I did find out a few days later that the main problem in my PHP was using array_slice, which actually makes copies of the array instead of using pointers (which Go does), and is slow. When I rewrote that to just telling PHP to work on the main array from a certain offset up to another offset, the PHP script performed a lot better than it did before, bit still got beaten by the Go script hard. Go internally uses slices instead of array most of the time. A slice is basically a subset of an array implemented by a pointer to the first element of the slice, plus the number of elements in the slice. So it acts as a proxy object to the real array. The obvious advantage of this is that slices are super fast to create since there is no copying involved; it’s just a pointer and in int. More info on slices can be found in the official Go blog at http://blog.golang.org/slices, which is an interesting read, and a brilliant approach to arrays.

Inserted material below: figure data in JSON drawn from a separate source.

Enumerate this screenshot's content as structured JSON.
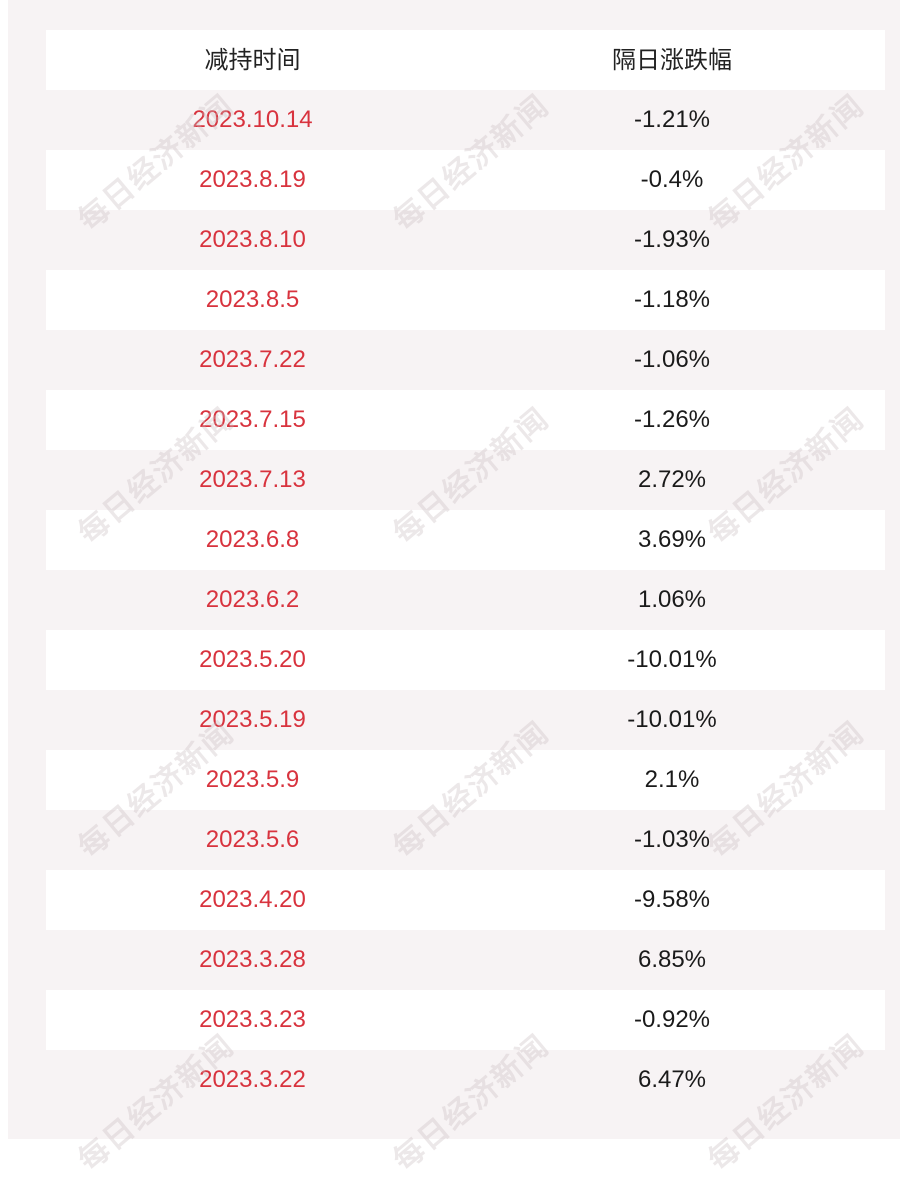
{
  "table": {
    "headers": {
      "date": "减持时间",
      "change": "隔日涨跌幅"
    },
    "rows": [
      {
        "date": "2023.10.14",
        "change": "-1.21%"
      },
      {
        "date": "2023.8.19",
        "change": "-0.4%"
      },
      {
        "date": "2023.8.10",
        "change": "-1.93%"
      },
      {
        "date": "2023.8.5",
        "change": "-1.18%"
      },
      {
        "date": "2023.7.22",
        "change": "-1.06%"
      },
      {
        "date": "2023.7.15",
        "change": "-1.26%"
      },
      {
        "date": "2023.7.13",
        "change": "2.72%"
      },
      {
        "date": "2023.6.8",
        "change": "3.69%"
      },
      {
        "date": "2023.6.2",
        "change": "1.06%"
      },
      {
        "date": "2023.5.20",
        "change": "-10.01%"
      },
      {
        "date": "2023.5.19",
        "change": "-10.01%"
      },
      {
        "date": "2023.5.9",
        "change": "2.1%"
      },
      {
        "date": "2023.5.6",
        "change": "-1.03%"
      },
      {
        "date": "2023.4.20",
        "change": "-9.58%"
      },
      {
        "date": "2023.3.28",
        "change": "6.85%"
      },
      {
        "date": "2023.3.23",
        "change": "-0.92%"
      },
      {
        "date": "2023.3.22",
        "change": "6.47%"
      }
    ]
  },
  "watermark": {
    "text": "每日经济新闻"
  },
  "colors": {
    "date_text": "#d8333e",
    "value_text": "#1a1a1a",
    "panel_background": "#f7f3f4",
    "row_background": "#ffffff"
  }
}
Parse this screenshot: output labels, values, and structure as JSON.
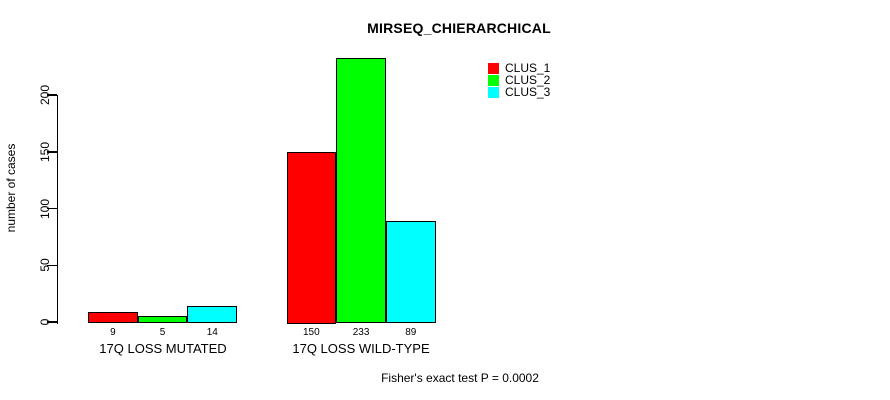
{
  "chart_data": {
    "type": "bar",
    "grouped": true,
    "title": "MIRSEQ_CHIERARCHICAL",
    "ylabel": "number of cases",
    "xlabel": "",
    "categories": [
      "17Q LOSS MUTATED",
      "17Q LOSS WILD-TYPE"
    ],
    "series": [
      {
        "name": "CLUS_1",
        "color": "#ff0000",
        "values": [
          9,
          150
        ]
      },
      {
        "name": "CLUS_2",
        "color": "#00ff00",
        "values": [
          5,
          233
        ]
      },
      {
        "name": "CLUS_3",
        "color": "#00ffff",
        "values": [
          14,
          89
        ]
      }
    ],
    "yticks": [
      0,
      50,
      100,
      150,
      200
    ],
    "ylim": [
      0,
      240
    ],
    "bar_value_labels": [
      [
        "9",
        "5",
        "14"
      ],
      [
        "150",
        "233",
        "89"
      ]
    ],
    "legend_position": "top-right",
    "grid": false,
    "stat_note": "Fisher's exact test P = 0.0002"
  }
}
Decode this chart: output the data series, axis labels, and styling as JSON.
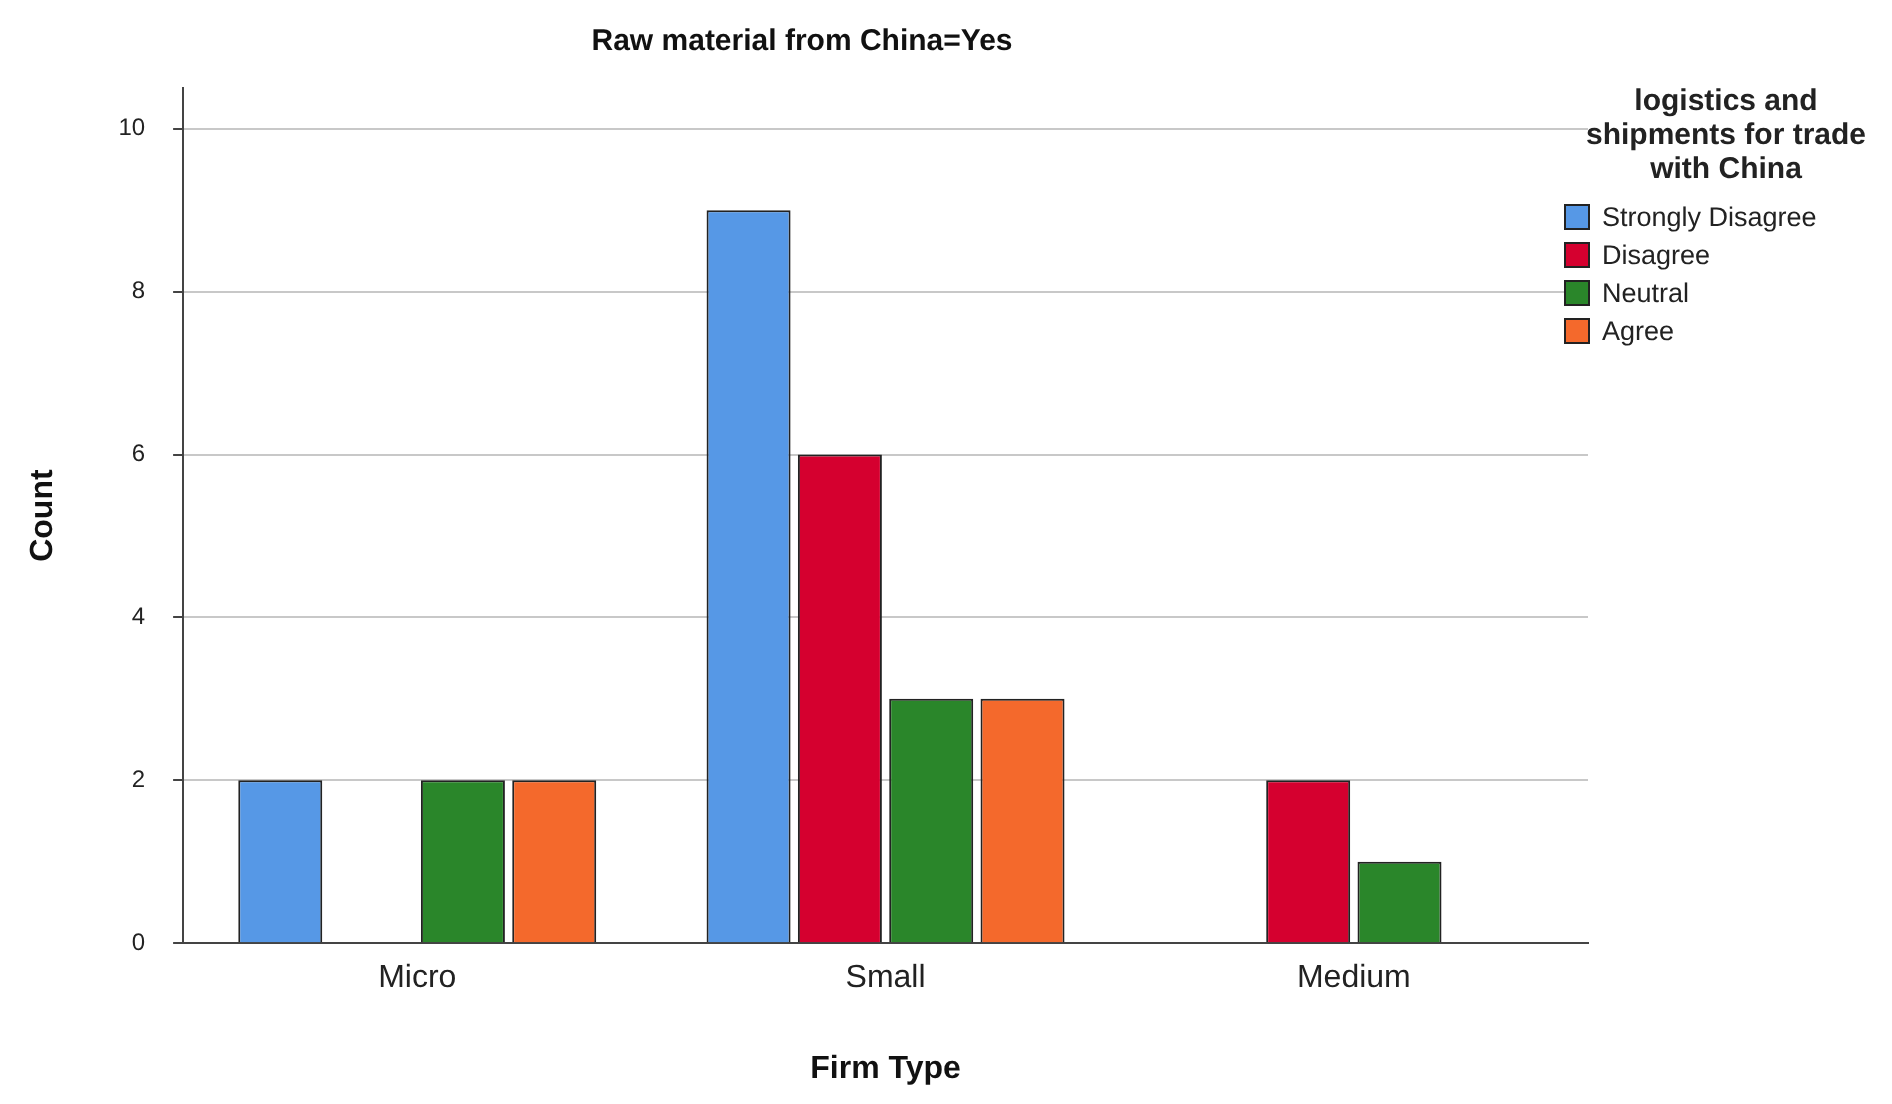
{
  "chart_data": {
    "type": "bar",
    "title": "Raw material from China=Yes",
    "xlabel": "Firm Type",
    "ylabel": "Count",
    "legend_title": "logistics and shipments for trade with China",
    "categories": [
      "Micro",
      "Small",
      "Medium"
    ],
    "series": [
      {
        "name": "Strongly Disagree",
        "color": "#5698e6",
        "values": [
          2,
          9,
          null
        ]
      },
      {
        "name": "Disagree",
        "color": "#d5002f",
        "values": [
          null,
          6,
          2
        ]
      },
      {
        "name": "Neutral",
        "color": "#2a862a",
        "values": [
          2,
          3,
          1
        ]
      },
      {
        "name": "Agree",
        "color": "#f4692c",
        "values": [
          2,
          3,
          null
        ]
      }
    ],
    "ylim": [
      0,
      10.5
    ],
    "yticks": [
      0,
      2,
      4,
      6,
      8,
      10
    ],
    "grid": "y",
    "legend": "top right"
  }
}
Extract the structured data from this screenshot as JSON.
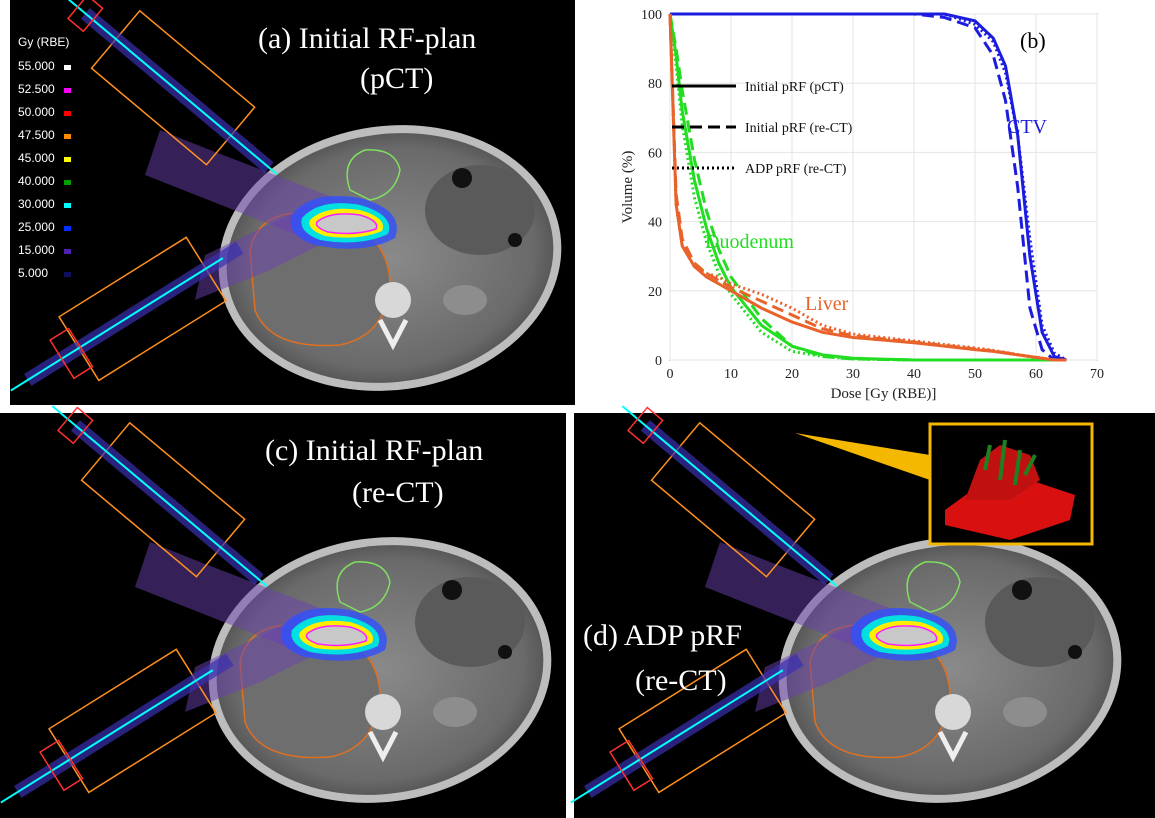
{
  "panels": {
    "a": {
      "lines": [
        "(a)   Initial RF-plan",
        "(pCT)"
      ],
      "dose_legend": {
        "title": "Gy (RBE)",
        "items": [
          {
            "label": "55.000",
            "color": "#ffffff"
          },
          {
            "label": "52.500",
            "color": "#ff00ff"
          },
          {
            "label": "50.000",
            "color": "#ff0000"
          },
          {
            "label": "47.500",
            "color": "#ff8c00"
          },
          {
            "label": "45.000",
            "color": "#ffff00"
          },
          {
            "label": "40.000",
            "color": "#00a000"
          },
          {
            "label": "30.000",
            "color": "#00ffff"
          },
          {
            "label": "25.000",
            "color": "#0030ff"
          },
          {
            "label": "15.000",
            "color": "#5020b0"
          },
          {
            "label": "5.000",
            "color": "#101060"
          }
        ]
      }
    },
    "c": {
      "lines": [
        "(c)  Initial RF-plan",
        "(re-CT)"
      ]
    },
    "d": {
      "lines": [
        "(d)   ADP pRF",
        "(re-CT)"
      ]
    }
  },
  "chart_data": {
    "type": "line",
    "panel_label": "(b)",
    "x_label": "Dose [Gy (RBE)]",
    "y_label": "Volume (%)",
    "xlim": [
      0,
      70
    ],
    "xticks": [
      0,
      10,
      20,
      30,
      40,
      50,
      60,
      70
    ],
    "ylim": [
      0,
      100
    ],
    "yticks": [
      0,
      20,
      40,
      60,
      80,
      100
    ],
    "grid": true,
    "x": [
      0,
      1,
      2,
      4,
      6,
      8,
      10,
      15,
      20,
      25,
      30,
      40,
      45,
      50,
      53,
      55,
      57,
      59,
      61,
      63,
      65
    ],
    "legend": [
      {
        "name": "Initial pRF (pCT)",
        "dash": "solid"
      },
      {
        "name": "Initial pRF (re-CT)",
        "dash": "dashed"
      },
      {
        "name": "ADP pRF (re-CT)",
        "dash": "dotted"
      }
    ],
    "groups": [
      {
        "name": "CTV",
        "color": "#1c1ce0",
        "series": [
          {
            "values": [
              100,
              100,
              100,
              100,
              100,
              100,
              100,
              100,
              100,
              100,
              100,
              100,
              100,
              98,
              93,
              85,
              65,
              30,
              8,
              1,
              0
            ]
          },
          {
            "values": [
              100,
              100,
              100,
              100,
              100,
              100,
              100,
              100,
              100,
              100,
              100,
              100,
              99,
              96,
              88,
              75,
              50,
              15,
              3,
              0,
              0
            ]
          },
          {
            "values": [
              100,
              100,
              100,
              100,
              100,
              100,
              100,
              100,
              100,
              100,
              100,
              100,
              100,
              97,
              92,
              83,
              65,
              35,
              10,
              2,
              0
            ]
          }
        ]
      },
      {
        "name": "Duodenum",
        "color": "#22dd22",
        "series": [
          {
            "values": [
              100,
              88,
              72,
              52,
              38,
              28,
              21,
              10,
              4,
              1.5,
              0.5,
              0,
              0,
              0,
              0,
              0,
              0,
              0,
              0,
              0,
              0
            ]
          },
          {
            "values": [
              100,
              90,
              78,
              58,
              43,
              32,
              24,
              12,
              4,
              1,
              0.3,
              0,
              0,
              0,
              0,
              0,
              0,
              0,
              0,
              0,
              0
            ]
          },
          {
            "values": [
              100,
              85,
              68,
              47,
              34,
              25,
              19,
              8,
              2.5,
              1,
              0.3,
              0,
              0,
              0,
              0,
              0,
              0,
              0,
              0,
              0,
              0
            ]
          }
        ]
      },
      {
        "name": "Liver",
        "color": "#e8622a",
        "series": [
          {
            "values": [
              100,
              45,
              33,
              27,
              24,
              22,
              20,
              15,
              11,
              8,
              6.5,
              5,
              4,
              3,
              2.5,
              2,
              1.5,
              1,
              0.5,
              0,
              0
            ]
          },
          {
            "values": [
              100,
              48,
              35,
              28,
              25,
              23,
              21,
              17,
              13,
              9,
              7,
              5.2,
              4.2,
              3.2,
              2.6,
              2.1,
              1.5,
              1,
              0.5,
              0,
              0
            ]
          },
          {
            "values": [
              100,
              45,
              33,
              27,
              25,
              24,
              22,
              19,
              15,
              10,
              7.5,
              5.5,
              4.5,
              3.5,
              2.8,
              2.2,
              1.6,
              1,
              0.5,
              0,
              0
            ]
          }
        ]
      }
    ]
  }
}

The thing I enjoyed most while writing in Go was that the compiler will actually stop if you’re doing things that aren’t allowed! We’ve had PHP code in production that suddenly started giving errors in pieces of code that had never run in a few months and it turned out it was trying to instantiate a class that hadn’t been used. You really don’t want to find that kind of stuff out in production, you want to know beforehand. I realise we could have covered this in unit tests, but really, unit tests are for business logic, not to test if the language is doing it’s job properly.
Having fully working type hinting is also a bless. You can just look at a function and see what it will return. As opposed to PHP where a function can return anything it likes (like an array if something went well, null if there was nothing to be done, and false if there was an error…). This also enables the Go compiler to stop you if you want to assign the return value of a function that returns a string to an int. Very handy.
I also like how the language won’t let you define anything that you don’t use. If you create a new variable, but never use it, it won’t compile until you remove that variable. The same goes for using packages. This keeps your code very clean, since everything that’s in there actually has a purpose, and isn’t some stray line that was overlooked while refactoring for example.
Over the next few weeks I will be looking at Go more and implement some parts of our system at work that could use a speed boost. I’m looking forward to it!